Le dépistage précoce de la maladie d’Alzheimer n’est plus un concept théorique, mais une nécessité pratique. Ce n’est qu’en identifiant les processus pathologiques des décennies avant le déclin cognitif que nous pouvons éviter le déclenchement de la séquence de lésions cérébrales irréversibles. La voie à suivre passe par la combinaison de marqueurs moléculaires hautement spécifiques, d’outils de dépistage numériques et d’une collaboration interdisciplinaire. Les médecins jouent un rôle crucial dans la mise en pratique du changement de paradigme d’un diagnostic tardif à une prévention proactive et à une prise en charge personnalisée.

Développement d’un biomarqueur numérique présymptomatique

Pour la détection précoce de la maladie d’Alzheimer, il est essentiel d’identifier les voies physiopathologiques qui subissent des modifications le plus tôt, et ce avec des méthodes qui sont évolutives et largement applicables.

Dans le cadre d’un projet de recherche de l’EPFZ, nous avons identifié pour la première fois des marqueurs basés sur la pupille dans la cohorte colombienne à déterminisme génétique atteinte de la maladie d’Alzheimer.

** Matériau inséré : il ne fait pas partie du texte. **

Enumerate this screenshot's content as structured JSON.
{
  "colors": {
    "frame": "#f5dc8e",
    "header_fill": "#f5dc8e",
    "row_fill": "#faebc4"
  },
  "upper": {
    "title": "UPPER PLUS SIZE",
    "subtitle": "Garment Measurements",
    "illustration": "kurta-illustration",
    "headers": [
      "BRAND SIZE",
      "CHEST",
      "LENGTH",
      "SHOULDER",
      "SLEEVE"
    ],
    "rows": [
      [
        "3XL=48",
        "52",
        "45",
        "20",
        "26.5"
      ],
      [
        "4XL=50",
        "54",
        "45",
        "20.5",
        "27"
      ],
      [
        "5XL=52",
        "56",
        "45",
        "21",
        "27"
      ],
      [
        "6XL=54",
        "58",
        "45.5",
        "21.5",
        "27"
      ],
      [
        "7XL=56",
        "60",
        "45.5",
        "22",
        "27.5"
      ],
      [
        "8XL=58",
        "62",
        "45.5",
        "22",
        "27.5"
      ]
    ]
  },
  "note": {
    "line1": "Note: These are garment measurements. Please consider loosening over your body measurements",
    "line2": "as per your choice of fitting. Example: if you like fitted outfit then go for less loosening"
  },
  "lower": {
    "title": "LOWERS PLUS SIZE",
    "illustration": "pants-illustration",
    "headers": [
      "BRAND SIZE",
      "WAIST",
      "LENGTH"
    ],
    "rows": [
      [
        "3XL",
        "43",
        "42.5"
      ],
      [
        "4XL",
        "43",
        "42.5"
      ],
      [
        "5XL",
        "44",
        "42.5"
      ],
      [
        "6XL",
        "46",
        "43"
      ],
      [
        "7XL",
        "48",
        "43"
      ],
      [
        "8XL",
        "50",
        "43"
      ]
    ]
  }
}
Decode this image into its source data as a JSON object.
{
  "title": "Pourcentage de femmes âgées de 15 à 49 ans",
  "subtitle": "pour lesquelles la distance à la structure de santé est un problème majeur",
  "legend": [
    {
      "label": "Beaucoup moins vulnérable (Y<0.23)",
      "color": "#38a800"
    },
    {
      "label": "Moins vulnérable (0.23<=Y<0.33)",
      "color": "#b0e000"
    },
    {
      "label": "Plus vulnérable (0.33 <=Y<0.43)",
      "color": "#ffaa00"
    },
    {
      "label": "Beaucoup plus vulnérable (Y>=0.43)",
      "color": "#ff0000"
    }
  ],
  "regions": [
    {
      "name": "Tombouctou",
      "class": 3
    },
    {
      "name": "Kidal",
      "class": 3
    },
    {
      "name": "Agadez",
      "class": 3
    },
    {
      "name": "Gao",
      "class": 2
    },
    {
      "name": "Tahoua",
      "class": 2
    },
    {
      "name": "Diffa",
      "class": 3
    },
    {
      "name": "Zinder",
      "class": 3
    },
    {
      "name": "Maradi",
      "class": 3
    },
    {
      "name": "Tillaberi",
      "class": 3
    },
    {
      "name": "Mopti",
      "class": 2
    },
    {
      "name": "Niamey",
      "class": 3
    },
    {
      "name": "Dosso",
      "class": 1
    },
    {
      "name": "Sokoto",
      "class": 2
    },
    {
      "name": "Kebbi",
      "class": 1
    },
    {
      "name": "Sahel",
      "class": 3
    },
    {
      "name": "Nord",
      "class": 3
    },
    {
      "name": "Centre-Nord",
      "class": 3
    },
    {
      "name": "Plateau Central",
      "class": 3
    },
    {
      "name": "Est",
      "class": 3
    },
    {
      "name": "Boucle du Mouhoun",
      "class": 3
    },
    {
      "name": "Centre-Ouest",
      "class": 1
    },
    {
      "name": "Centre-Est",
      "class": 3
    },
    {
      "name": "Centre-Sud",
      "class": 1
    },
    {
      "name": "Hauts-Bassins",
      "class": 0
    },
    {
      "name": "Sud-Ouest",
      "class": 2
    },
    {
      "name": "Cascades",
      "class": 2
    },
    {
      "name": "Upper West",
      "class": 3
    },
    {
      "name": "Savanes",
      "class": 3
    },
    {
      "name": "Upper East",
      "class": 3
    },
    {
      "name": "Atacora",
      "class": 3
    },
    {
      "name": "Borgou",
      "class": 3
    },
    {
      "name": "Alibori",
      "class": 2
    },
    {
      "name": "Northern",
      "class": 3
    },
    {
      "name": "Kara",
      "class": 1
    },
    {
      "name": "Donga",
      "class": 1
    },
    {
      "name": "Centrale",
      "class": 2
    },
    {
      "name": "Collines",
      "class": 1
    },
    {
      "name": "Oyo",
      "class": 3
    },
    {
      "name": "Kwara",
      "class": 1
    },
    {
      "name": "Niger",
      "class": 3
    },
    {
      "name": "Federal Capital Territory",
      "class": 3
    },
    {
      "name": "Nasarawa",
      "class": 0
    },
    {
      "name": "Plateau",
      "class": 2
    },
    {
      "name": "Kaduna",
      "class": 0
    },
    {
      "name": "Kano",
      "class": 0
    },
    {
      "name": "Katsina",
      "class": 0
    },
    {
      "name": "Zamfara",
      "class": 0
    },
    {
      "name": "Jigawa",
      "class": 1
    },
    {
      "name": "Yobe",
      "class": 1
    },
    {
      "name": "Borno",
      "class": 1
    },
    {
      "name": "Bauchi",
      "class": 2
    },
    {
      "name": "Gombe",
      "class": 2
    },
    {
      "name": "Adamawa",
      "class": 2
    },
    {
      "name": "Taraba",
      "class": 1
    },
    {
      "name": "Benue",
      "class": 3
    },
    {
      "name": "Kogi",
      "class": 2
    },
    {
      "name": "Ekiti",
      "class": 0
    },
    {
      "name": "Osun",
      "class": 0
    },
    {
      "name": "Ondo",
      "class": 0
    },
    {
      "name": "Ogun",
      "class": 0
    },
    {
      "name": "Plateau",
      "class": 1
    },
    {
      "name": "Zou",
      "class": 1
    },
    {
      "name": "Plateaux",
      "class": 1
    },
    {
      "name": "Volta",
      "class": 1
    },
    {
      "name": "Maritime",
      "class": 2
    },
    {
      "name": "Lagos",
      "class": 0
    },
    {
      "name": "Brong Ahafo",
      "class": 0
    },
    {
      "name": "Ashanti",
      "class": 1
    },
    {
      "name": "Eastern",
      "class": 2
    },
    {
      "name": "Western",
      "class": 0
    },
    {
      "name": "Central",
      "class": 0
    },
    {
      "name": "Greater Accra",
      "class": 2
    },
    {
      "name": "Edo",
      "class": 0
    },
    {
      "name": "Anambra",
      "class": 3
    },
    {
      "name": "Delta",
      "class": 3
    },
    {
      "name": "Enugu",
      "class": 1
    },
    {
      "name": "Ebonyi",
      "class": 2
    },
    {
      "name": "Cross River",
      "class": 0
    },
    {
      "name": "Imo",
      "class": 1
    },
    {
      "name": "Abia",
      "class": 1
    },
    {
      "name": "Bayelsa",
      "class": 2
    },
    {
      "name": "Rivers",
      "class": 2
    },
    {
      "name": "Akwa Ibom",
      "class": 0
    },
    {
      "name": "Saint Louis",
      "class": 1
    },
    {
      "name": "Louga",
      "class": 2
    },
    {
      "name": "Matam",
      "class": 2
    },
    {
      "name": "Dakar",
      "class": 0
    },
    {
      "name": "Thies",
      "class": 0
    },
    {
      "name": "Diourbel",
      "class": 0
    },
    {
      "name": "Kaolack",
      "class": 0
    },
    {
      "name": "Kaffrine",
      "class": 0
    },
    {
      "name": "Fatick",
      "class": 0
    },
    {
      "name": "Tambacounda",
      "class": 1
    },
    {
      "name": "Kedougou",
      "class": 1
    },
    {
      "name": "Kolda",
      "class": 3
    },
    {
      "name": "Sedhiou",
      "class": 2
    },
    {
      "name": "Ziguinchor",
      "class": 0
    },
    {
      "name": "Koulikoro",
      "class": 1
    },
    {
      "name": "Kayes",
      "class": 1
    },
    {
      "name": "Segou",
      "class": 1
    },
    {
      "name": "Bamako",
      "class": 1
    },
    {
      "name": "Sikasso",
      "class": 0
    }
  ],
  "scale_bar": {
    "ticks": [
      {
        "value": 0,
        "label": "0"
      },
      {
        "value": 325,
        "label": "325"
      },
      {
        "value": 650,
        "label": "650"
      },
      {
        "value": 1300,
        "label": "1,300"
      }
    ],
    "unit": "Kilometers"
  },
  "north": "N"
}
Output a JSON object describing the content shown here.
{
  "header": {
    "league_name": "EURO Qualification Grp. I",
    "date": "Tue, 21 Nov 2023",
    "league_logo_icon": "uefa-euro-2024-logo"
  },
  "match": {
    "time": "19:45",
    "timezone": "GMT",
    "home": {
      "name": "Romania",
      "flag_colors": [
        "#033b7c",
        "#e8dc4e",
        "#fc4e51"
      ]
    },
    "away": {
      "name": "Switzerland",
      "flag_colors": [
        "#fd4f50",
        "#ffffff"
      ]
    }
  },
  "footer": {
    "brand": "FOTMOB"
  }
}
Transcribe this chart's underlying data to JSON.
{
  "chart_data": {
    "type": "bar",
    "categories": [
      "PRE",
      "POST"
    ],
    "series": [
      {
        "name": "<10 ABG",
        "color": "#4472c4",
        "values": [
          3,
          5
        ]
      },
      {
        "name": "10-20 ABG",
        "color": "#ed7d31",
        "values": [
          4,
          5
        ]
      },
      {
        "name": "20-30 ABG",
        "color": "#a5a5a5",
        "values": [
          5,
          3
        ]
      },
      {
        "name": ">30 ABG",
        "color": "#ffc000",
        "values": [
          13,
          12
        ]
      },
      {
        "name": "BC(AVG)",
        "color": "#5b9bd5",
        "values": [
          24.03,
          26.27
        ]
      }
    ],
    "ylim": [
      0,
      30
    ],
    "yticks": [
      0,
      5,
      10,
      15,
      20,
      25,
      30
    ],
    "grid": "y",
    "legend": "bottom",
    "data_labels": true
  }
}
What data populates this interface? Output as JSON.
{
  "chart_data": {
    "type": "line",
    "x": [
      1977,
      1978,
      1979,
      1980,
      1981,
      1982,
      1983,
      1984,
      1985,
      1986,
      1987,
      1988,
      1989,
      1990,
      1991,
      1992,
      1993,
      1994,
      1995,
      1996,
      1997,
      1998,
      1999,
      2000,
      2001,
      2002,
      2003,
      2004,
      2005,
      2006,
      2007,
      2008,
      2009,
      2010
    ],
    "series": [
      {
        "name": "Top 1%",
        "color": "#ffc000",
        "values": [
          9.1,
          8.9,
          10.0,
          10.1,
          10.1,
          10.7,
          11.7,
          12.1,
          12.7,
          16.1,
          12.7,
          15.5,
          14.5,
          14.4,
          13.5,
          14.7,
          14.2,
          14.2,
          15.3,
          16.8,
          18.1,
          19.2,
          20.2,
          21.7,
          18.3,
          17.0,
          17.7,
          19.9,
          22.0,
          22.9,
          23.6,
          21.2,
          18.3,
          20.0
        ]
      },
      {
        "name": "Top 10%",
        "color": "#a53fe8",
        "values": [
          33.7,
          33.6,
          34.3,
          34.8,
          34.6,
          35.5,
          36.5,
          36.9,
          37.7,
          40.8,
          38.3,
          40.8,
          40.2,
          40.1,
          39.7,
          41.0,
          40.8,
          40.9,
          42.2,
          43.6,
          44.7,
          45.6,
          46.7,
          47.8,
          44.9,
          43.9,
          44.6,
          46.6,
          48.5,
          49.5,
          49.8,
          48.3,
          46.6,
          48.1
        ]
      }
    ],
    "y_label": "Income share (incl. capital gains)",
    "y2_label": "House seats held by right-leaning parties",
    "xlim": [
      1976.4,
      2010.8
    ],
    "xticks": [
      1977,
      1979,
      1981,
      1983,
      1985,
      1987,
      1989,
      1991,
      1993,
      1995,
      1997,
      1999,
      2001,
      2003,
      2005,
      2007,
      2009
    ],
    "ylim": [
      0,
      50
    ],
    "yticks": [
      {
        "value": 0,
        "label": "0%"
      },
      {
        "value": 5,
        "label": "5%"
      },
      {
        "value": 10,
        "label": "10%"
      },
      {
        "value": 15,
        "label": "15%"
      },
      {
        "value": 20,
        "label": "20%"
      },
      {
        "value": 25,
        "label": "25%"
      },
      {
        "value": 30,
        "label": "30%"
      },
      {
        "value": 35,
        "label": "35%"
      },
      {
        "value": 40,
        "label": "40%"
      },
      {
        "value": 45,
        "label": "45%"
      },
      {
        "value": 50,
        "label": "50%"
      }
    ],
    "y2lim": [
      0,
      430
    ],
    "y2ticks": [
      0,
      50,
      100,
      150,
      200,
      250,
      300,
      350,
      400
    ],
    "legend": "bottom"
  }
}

Combinés à des tâches décisionnelles simples, ces marqueurs permettent de distinguer les personnes porteuses de mutations de celles non porteuses avec une grande précision, et ce 10 à 20 ans avant la survenue des symptômes cliniques. Le fait que nos algorithmes montrent que ces marqueurs précoces sont liés à un processus accéléré de vieillissement cérébral chez les personnes en phase présymptomatique est crucial. En d’autres termes, les schémas observés chez les personnes porteuses d’une mutation déterministe du gène de la maladie d’Alzheimer ressemblent aux modifications qui ont lieu au cours du vieillissement normal, notamment dans le système d’excitation du cerveau dans le locus cœruleus (LC), qui perd naturellement de sa force avec l’âge. Étant donné que les personnes qui développent inévitablement la maladie d’Alzheimer présentent une dégradation comparable basée sur le LC, nos résultats indiquent que le signal prédictif n’est pas limité à une seule mutation, mais couvre un mécanisme de vulnérabilité général commun au vieillissement normal et à la maladie d’Alzheimer.

Si le mécanisme physiologique extrait par nos algorithmes est à la base du vieillissement normal et d’un risque accru de maladie d’Alzheimer, un test numérique simple et non invasif pourrait devenir un outil largement applicable pour estimer et suivre le risque de maladie d’Alzheimer dans la population générale. Une telle procédure pourrait compléter les cadres existants en termes de biomarqueurs et aider à identifier de manière précoce et peu coûteuse les personnes pouvant bénéficier de tests plus poussés ou de mesures préventives.

Ce travail a été transféré à la nouvelle entreprise créée Herencia Solutions AG, qui se consacre au développement systématique et à la calibration du marqueur. Nous travaillons actuellement à une validation rigoureuse dans des populations plus grandes et plus diverses, à l’intégration avec des biomarqueurs AT(N) conventionnels et à des examens de suivi longitudinaux afin de confirmer la pertinence clinique pour la détection présymptomatique et le suivi de l’évolution. En collaboration avec des partenaires académiques et cliniques, l’entreprise Herencia Solutions AG dirige cette prochaine phase afin de rapprocher l’approche de l’application pratique.